RED Bull Racing head to the controversial Bahrain Grand Prix this weekend, putting the political wrangling on the Arab island out of their minds as they look to get their 2012 season back on track.
F1 world champion Sebastian Vettel cut a frustrated figure at the Chinese Grand Prix last weekend as he qualified 11th – the first time he’s missed out on a place in the top 10 in nearly two years. But the German recovered in the race to finish fifth, opting to stop twice for new tyres in a bid to help him up the field, rather than the three stop strategy that was chosen by most of the front runners.
But it could have been fourth place but for a superb late charge from team-mate Mark Webber on fresher tyres which saw him rise up through the field along with McLaren rival Lewis Hamilton.
Webber seems to be having a better time than Vettel in getting to grips with the Tilbrook-built RB8. Vettel looks out of sorts in the car at the moment, perhaps finding it harder to adjust to the 2012 rule changes and to the fact that, for the first time since joining the Red Bull team back in 2009, he is not sitting in the best car in the field.

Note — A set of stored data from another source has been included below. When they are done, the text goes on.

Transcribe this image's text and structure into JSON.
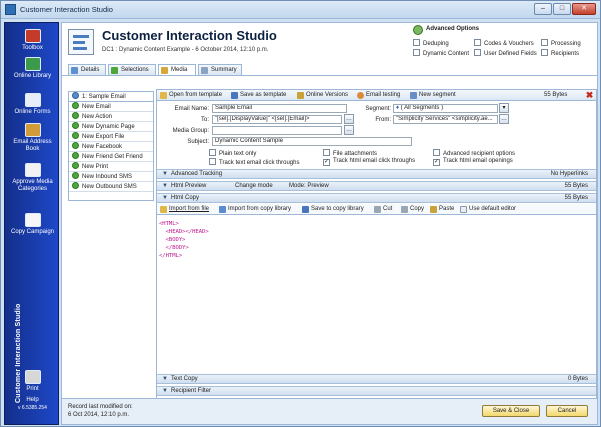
{
  "window": {
    "title": "Customer Interaction Studio",
    "buttons": [
      "–",
      "□",
      "✕"
    ]
  },
  "sidebar": {
    "items": [
      {
        "label": "Toolbox",
        "icon": "toolbox-icon"
      },
      {
        "label": "Online Library",
        "icon": "online-library-icon"
      },
      {
        "label": "Online Forms",
        "icon": "online-forms-icon"
      },
      {
        "label": "Email Address Book",
        "icon": "address-book-icon"
      },
      {
        "label": "Approve Media Categories",
        "icon": "approve-icon"
      },
      {
        "label": "Copy Campaign",
        "icon": "copy-campaign-icon"
      },
      {
        "label": "Print",
        "icon": "printer-icon"
      },
      {
        "label": "Help",
        "icon": "help-icon"
      }
    ],
    "vertical_title": "Customer Interaction Studio",
    "version": "v 6.5385.254"
  },
  "header": {
    "title": "Customer Interaction Studio",
    "subtitle": "DC1 : Dynamic Content Example  -  6 October 2014, 12:10 p.m.",
    "advanced_title": "Advanced Options",
    "options": [
      "Deduping",
      "Codes & Vouchers",
      "Processing",
      "Dynamic Content",
      "User Defined Fields",
      "Recipients"
    ]
  },
  "tabs": [
    "Details",
    "Selections",
    "Media",
    "Summary"
  ],
  "media_list": {
    "selected": "1: Sample Email",
    "items": [
      "New Email",
      "New Action",
      "New Dynamic Page",
      "New Export File",
      "New Facebook",
      "New Friend Get Friend",
      "New Print",
      "New Inbound SMS",
      "New Outbound SMS"
    ]
  },
  "toolbar": {
    "open_template": "Open from template",
    "save_template": "Save as template",
    "online_versions": "Online Versions",
    "email_testing": "Email testing",
    "new_segment": "New segment",
    "bytes": "55 Bytes"
  },
  "form": {
    "email_name_label": "Email Name:",
    "email_name": "Sample Email",
    "segment_label": "Segment:",
    "segment": "( All Segments )",
    "to_label": "To:",
    "to": "\"[sel].[DisplayValue]\" <[sel].[Email]>",
    "from_label": "From:",
    "from": "\"Simplicity Services\" <simplicity.ae...",
    "media_group_label": "Media Group:",
    "media_group": "",
    "subject_label": "Subject:",
    "subject": "Dynamic Content Sample"
  },
  "email_options": [
    "Plain text only",
    "File attachments",
    "Advanced recipient options",
    "Track text email click throughs",
    "Track html email click throughs",
    "Track html email openings"
  ],
  "sections": {
    "advanced_tracking": "Advanced Tracking",
    "advanced_tracking_right": "No Hyperlinks",
    "html_preview": "Html Preview",
    "change_mode": "Change mode",
    "mode_preview": "Mode: Preview",
    "html_preview_bytes": "55 Bytes",
    "html_copy": "Html Copy",
    "html_copy_bytes": "55 Bytes",
    "text_copy": "Text Copy",
    "text_copy_bytes": "0 Bytes",
    "recipient_filter": "Recipient Filter"
  },
  "html_toolbar": [
    "Import from file",
    "Import from copy library",
    "Save to copy library",
    "Cut",
    "Copy",
    "Paste",
    "Use default editor"
  ],
  "code_lines": [
    "<HTML>",
    "  <HEAD></HEAD>",
    "  <BODY>",
    "",
    "  </BODY>",
    "</HTML>"
  ],
  "status": {
    "line1": "Record last modified on:",
    "line2": "6 Oct 2014, 12:10 p.m."
  },
  "footer_buttons": {
    "save_close": "Save & Close",
    "cancel": "Cancel"
  }
}
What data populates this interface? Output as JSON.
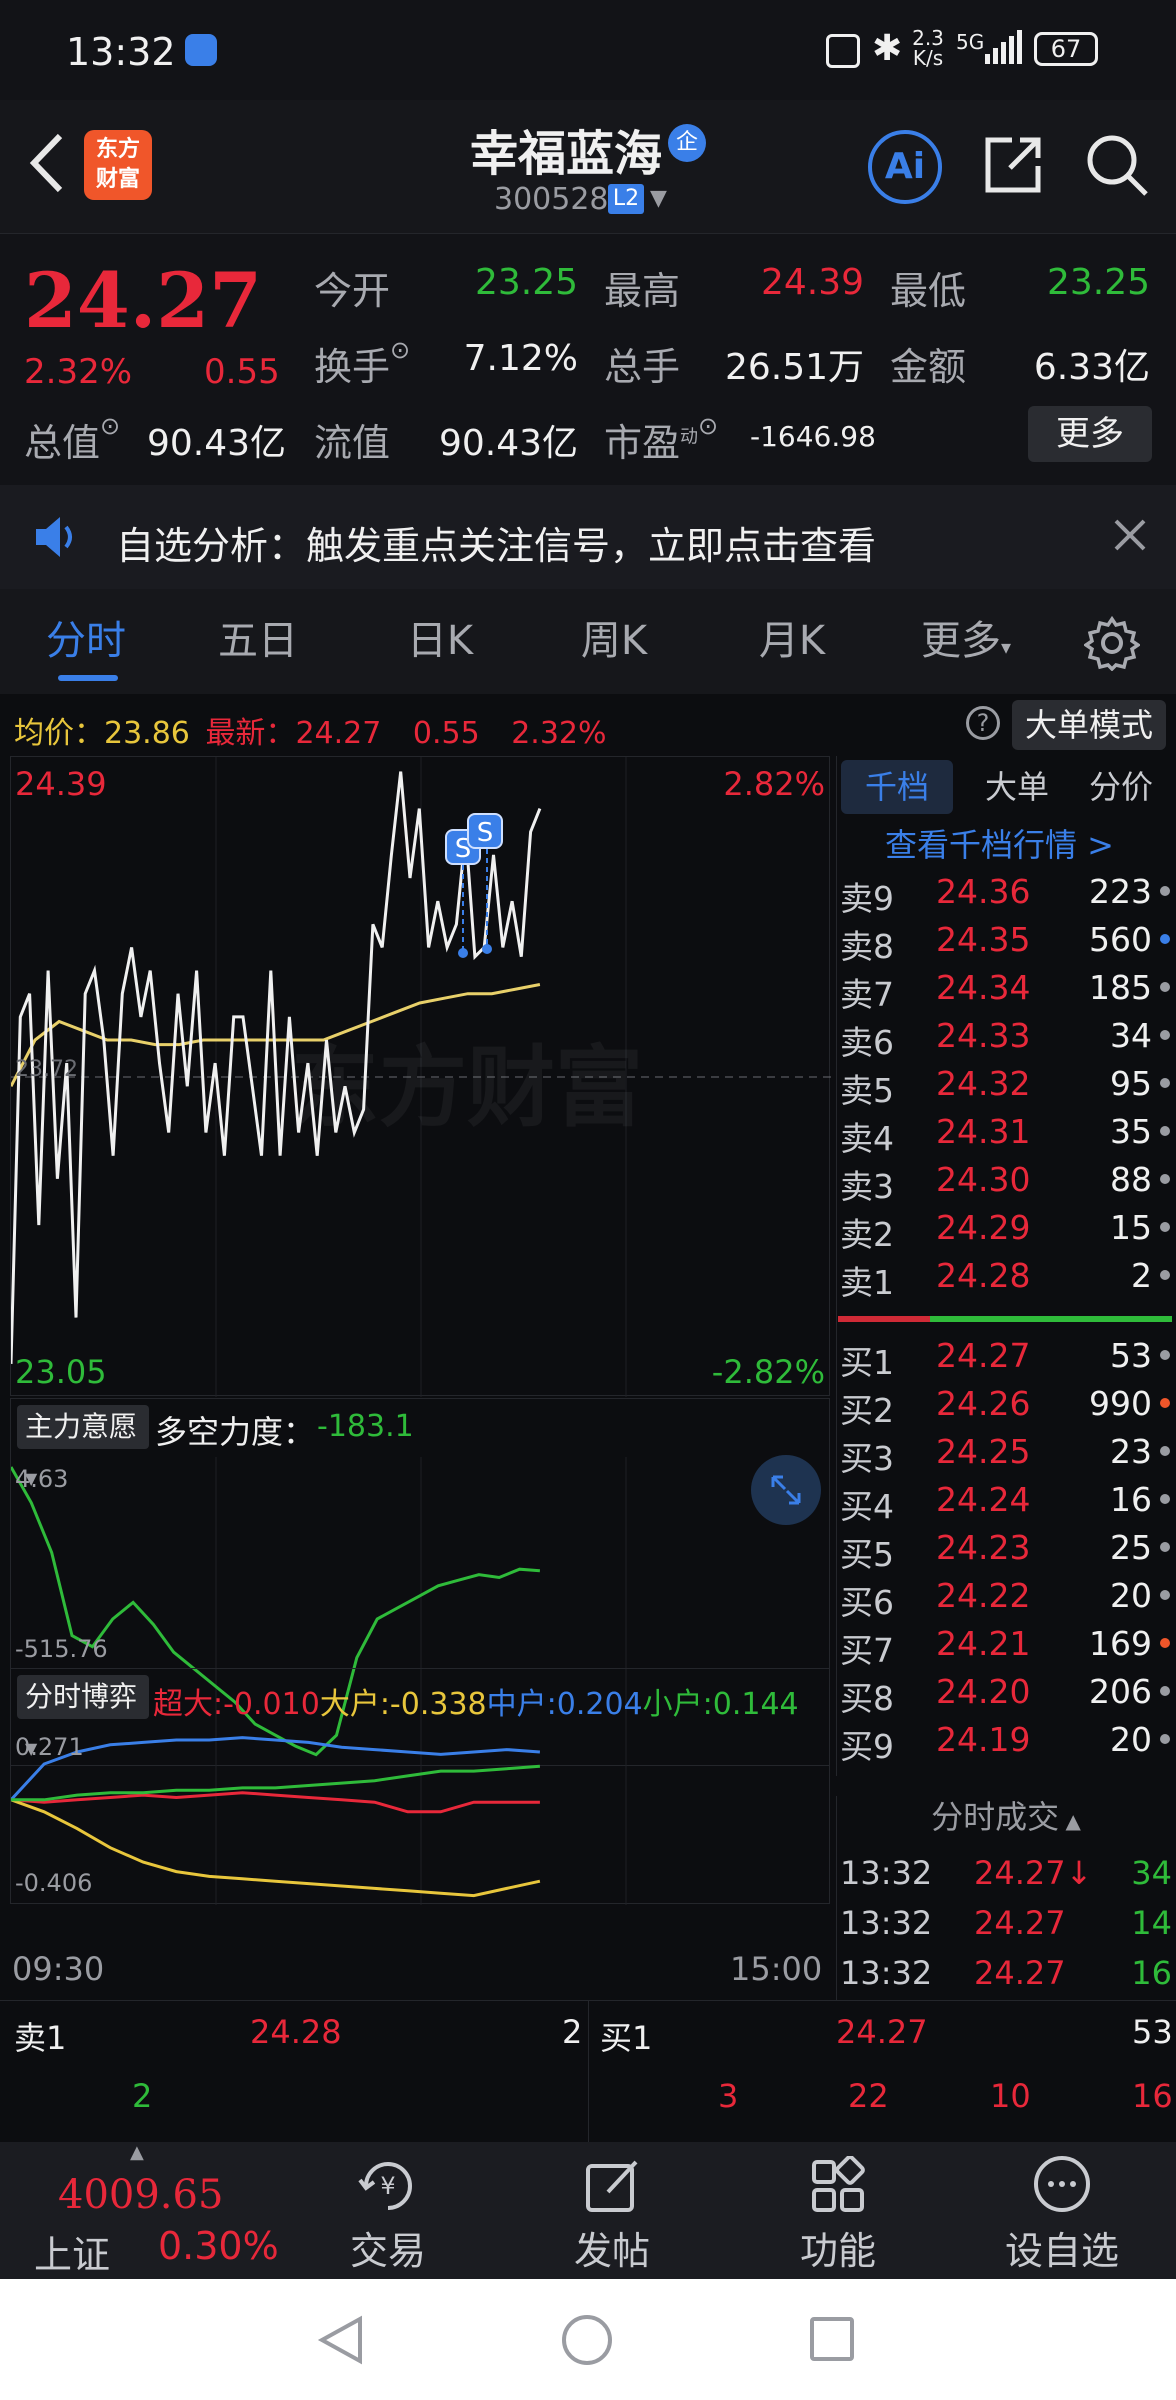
{
  "status": {
    "time": "13:32",
    "speed": "2.3",
    "speed_unit": "K/s",
    "network": "5G",
    "battery": "67"
  },
  "header": {
    "logo_line1": "东方",
    "logo_line2": "财富",
    "title": "幸福蓝海",
    "badge": "企",
    "code": "300528",
    "level": "L2",
    "ai": "Ai"
  },
  "quote": {
    "price": "24.27",
    "change_pct": "2.32%",
    "change": "0.55",
    "open_label": "今开",
    "open": "23.25",
    "high_label": "最高",
    "high": "24.39",
    "low_label": "最低",
    "low": "23.25",
    "turnover_label": "换手",
    "turnover": "7.12%",
    "volume_label": "总手",
    "volume": "26.51万",
    "amount_label": "金额",
    "amount": "6.33亿",
    "mktcap_label": "总值",
    "mktcap": "90.43亿",
    "float_label": "流值",
    "float": "90.43亿",
    "pe_label": "市盈",
    "pe_sup": "动",
    "pe": "-1646.98",
    "more": "更多"
  },
  "alert": {
    "text": "自选分析：触发重点关注信号，立即点击查看"
  },
  "tabs": [
    "分时",
    "五日",
    "日K",
    "周K",
    "月K",
    "更多"
  ],
  "chart_info": {
    "avg_label": "均价：",
    "avg": "23.86",
    "latest_label": "最新：",
    "latest": "24.27",
    "chg": "0.55",
    "pct": "2.32%",
    "mode_btn": "大单模式",
    "top_price": "24.39",
    "top_pct": "2.82%",
    "bottom_price": "23.05",
    "bottom_pct": "-2.82%",
    "mid_price": "23.72",
    "watermark": "东方财富"
  },
  "indicator1": {
    "select": "主力意愿",
    "label": "多空力度：",
    "value": "-183.1",
    "top": "4.63",
    "bottom": "-515.76"
  },
  "indicator2": {
    "select": "分时博弈",
    "xl_label": "超大",
    "xl": ":-0.010",
    "l_label": "大户",
    "l": ":-0.338",
    "m_label": "中户",
    "m": ":0.204",
    "s_label": "小户",
    "s": ":0.144",
    "top": "0.271",
    "bottom": "-0.406",
    "time_start": "09:30",
    "time_end": "15:00"
  },
  "chart_data": [
    {
      "type": "line",
      "title": "",
      "ylim": [
        23.05,
        24.39
      ],
      "x": [
        "09:30",
        "15:00"
      ],
      "series": [
        {
          "name": "",
          "values": [
            23.1,
            23.85,
            23.9,
            23.4,
            23.95,
            23.5,
            23.75,
            23.2,
            23.9,
            23.95,
            23.8,
            23.55,
            23.9,
            24.0,
            23.85,
            23.95,
            23.75,
            23.6,
            23.9,
            23.7,
            23.95,
            23.6,
            23.75,
            23.55,
            23.85,
            23.85,
            23.7,
            23.55,
            23.95,
            23.55,
            23.85,
            23.6,
            23.75,
            23.55,
            23.8,
            23.6,
            23.7,
            23.6,
            23.65,
            24.05,
            24.0,
            24.2,
            24.38,
            24.15,
            24.3,
            24.0,
            24.1,
            24.0,
            24.05,
            24.25,
            23.98,
            24.0,
            24.2,
            24.0,
            24.1,
            23.98,
            24.25,
            24.3
          ]
        },
        {
          "name": "",
          "values": [
            23.7,
            23.8,
            23.84,
            23.82,
            23.8,
            23.8,
            23.79,
            23.79,
            23.8,
            23.8,
            23.8,
            23.8,
            23.8,
            23.8,
            23.82,
            23.84,
            23.86,
            23.88,
            23.89,
            23.9,
            23.9,
            23.91,
            23.92
          ]
        }
      ]
    },
    {
      "type": "line",
      "title": "",
      "ylim": [
        -515.76,
        4.63
      ],
      "series": [
        {
          "name": "多空力度",
          "values": [
            4.63,
            -60,
            -150,
            -300,
            -320,
            -270,
            -240,
            -280,
            -330,
            -360,
            -390,
            -420,
            -460,
            -480,
            -500,
            -515,
            -480,
            -340,
            -270,
            -250,
            -230,
            -210,
            -200,
            -190,
            -195,
            -180,
            -183
          ]
        }
      ]
    },
    {
      "type": "line",
      "title": "",
      "ylim": [
        -0.406,
        0.271
      ],
      "series": [
        {
          "name": "超大",
          "values": [
            0.0,
            -0.01,
            0.0,
            0.01,
            0.02,
            0.01,
            0.02,
            0.03,
            0.02,
            0.01,
            0.0,
            -0.01,
            -0.05,
            -0.05,
            -0.01,
            -0.01,
            -0.01
          ]
        },
        {
          "name": "大户",
          "values": [
            0.0,
            -0.05,
            -0.12,
            -0.2,
            -0.26,
            -0.3,
            -0.32,
            -0.33,
            -0.34,
            -0.35,
            -0.36,
            -0.37,
            -0.38,
            -0.39,
            -0.4,
            -0.37,
            -0.34
          ]
        },
        {
          "name": "中户",
          "values": [
            0.0,
            0.15,
            0.2,
            0.23,
            0.24,
            0.25,
            0.25,
            0.26,
            0.25,
            0.24,
            0.22,
            0.21,
            0.2,
            0.19,
            0.2,
            0.21,
            0.2
          ]
        },
        {
          "name": "小户",
          "values": [
            0.0,
            0.0,
            0.02,
            0.03,
            0.03,
            0.04,
            0.04,
            0.05,
            0.05,
            0.06,
            0.07,
            0.08,
            0.1,
            0.12,
            0.12,
            0.13,
            0.14
          ]
        }
      ]
    }
  ],
  "orderbook": {
    "tabs": [
      "千档",
      "大单",
      "分价"
    ],
    "link": "查看千档行情 >",
    "asks": [
      {
        "l": "卖9",
        "p": "24.36",
        "v": "223"
      },
      {
        "l": "卖8",
        "p": "24.35",
        "v": "560"
      },
      {
        "l": "卖7",
        "p": "24.34",
        "v": "185"
      },
      {
        "l": "卖6",
        "p": "24.33",
        "v": "34"
      },
      {
        "l": "卖5",
        "p": "24.32",
        "v": "95"
      },
      {
        "l": "卖4",
        "p": "24.31",
        "v": "35"
      },
      {
        "l": "卖3",
        "p": "24.30",
        "v": "88"
      },
      {
        "l": "卖2",
        "p": "24.29",
        "v": "15"
      },
      {
        "l": "卖1",
        "p": "24.28",
        "v": "2"
      }
    ],
    "bids": [
      {
        "l": "买1",
        "p": "24.27",
        "v": "53"
      },
      {
        "l": "买2",
        "p": "24.26",
        "v": "990"
      },
      {
        "l": "买3",
        "p": "24.25",
        "v": "23"
      },
      {
        "l": "买4",
        "p": "24.24",
        "v": "16"
      },
      {
        "l": "买5",
        "p": "24.23",
        "v": "25"
      },
      {
        "l": "买6",
        "p": "24.22",
        "v": "20"
      },
      {
        "l": "买7",
        "p": "24.21",
        "v": "169"
      },
      {
        "l": "买8",
        "p": "24.20",
        "v": "206"
      },
      {
        "l": "买9",
        "p": "24.19",
        "v": "20"
      }
    ],
    "trades_title": "分时成交",
    "trades": [
      {
        "t": "13:32",
        "p": "24.27",
        "v": "34"
      },
      {
        "t": "13:32",
        "p": "24.27",
        "v": "14"
      },
      {
        "t": "13:32",
        "p": "24.27",
        "v": "16"
      }
    ]
  },
  "bottomquote": {
    "sell_label": "卖1",
    "sell_price": "24.28",
    "sell_vol": "2",
    "buy_label": "买1",
    "buy_price": "24.27",
    "buy_vol": "53",
    "row2": [
      "2",
      "3",
      "22",
      "10",
      "16"
    ]
  },
  "tabbar": {
    "index_value": "4009.65",
    "index_name": "上证",
    "index_pct": "0.30%",
    "trade": "交易",
    "post": "发帖",
    "func": "功能",
    "watch": "设自选"
  }
}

Mercedes and McLaren appear to have stolen a march on their big rivals after just three rounds so far, with the latter leading the way in the constructors’ championship and in the driver’s standings thanks to three consecutive third place finishes from Hamilton, while team-mate Jenson Button is second in the table.
And Nico Rosberg’s dominant win in Shanghai – his career first and the first for his Mercedes team since rejoining the sport in 2010 – may signal a new rival for Red Bull to have to overcome if they’re to find themselves back at the front of the field in Bahrain.
However, political unrest threatens to overshadow the event this weekend. Last year’s race was cancelled after an uprising left many dead and a three-month state of emergency was called.
Governing body, the FIA, have declared the race will go ahead, and now Red Bull must react quickly to get back to winning ways.